Many of our regular readers may find it noteworthy that the day after six Spanish tourists were gang-raped and their group of fourteen robbed of all of their possessions, which was February 4, nine police officers were ambushed and killed in the state of Guerrero on February 5 by unknown persons.

A tenth officer, although wounded, survived and hopefully will be able to provide authorities valuable information on the assailants.

The officers were in patrol vehicles when the gunmen attacked them on a road in the town of Apaxtla de Castrejon, which is located in a region known as "Tierra Caliente" ("Hot Land") that has seen brutal drug cartel turf wars.

Cocaine shipments that arrive on the Pacific coast are transported through Tierra Caliente -- a region straddling Guerrero, Michoacan and México state -- where marijuana and opium poppies are actively produced.

COMMENT: Gangs linked to the powerful Zetas drug cartel are fighting for dominance in Guerrero against the Knights Templar, an offshoot of La Familia Michoacana that first emerged in Michoacan.

Although newly elected President Enrique Peña Nieto took office in December 2012, pledging to shift the drug war's focus towards bringing down the wave of murders, kidnapping and extortion plaguing México, the violence has simply continued.

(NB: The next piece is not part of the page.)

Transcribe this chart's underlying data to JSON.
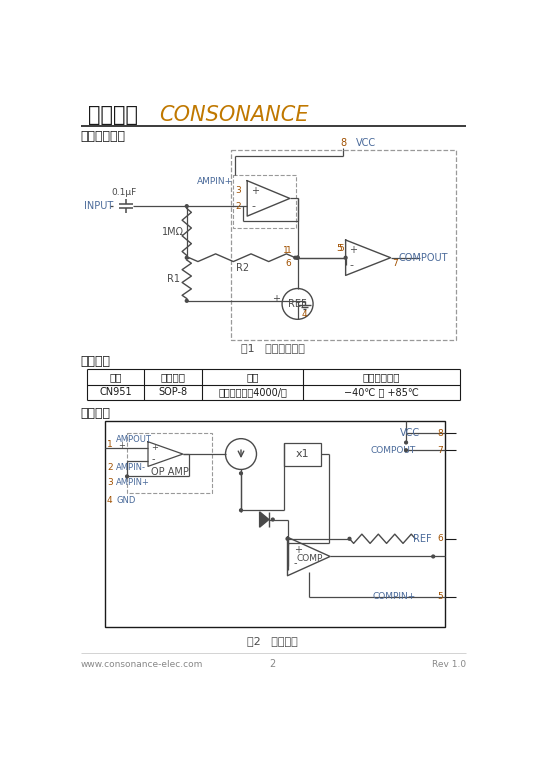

Although Peña Nieto has announced plans to form a new federal police force modeled after France's  "gendarmerie," because of México's institutionalized police corruption, seeing such a new organization come to fruition may not be much more than a "pipe-dream."

In the short-term, unless President Peña Nieto can convince such countries as Perú, Argentina and Chile to assist in formulating a multinational police effort to neutralize México's cartels from being comparable to parallel governments, México's future does look bright at all, which leaves México's tourism industry on a collision course with the future.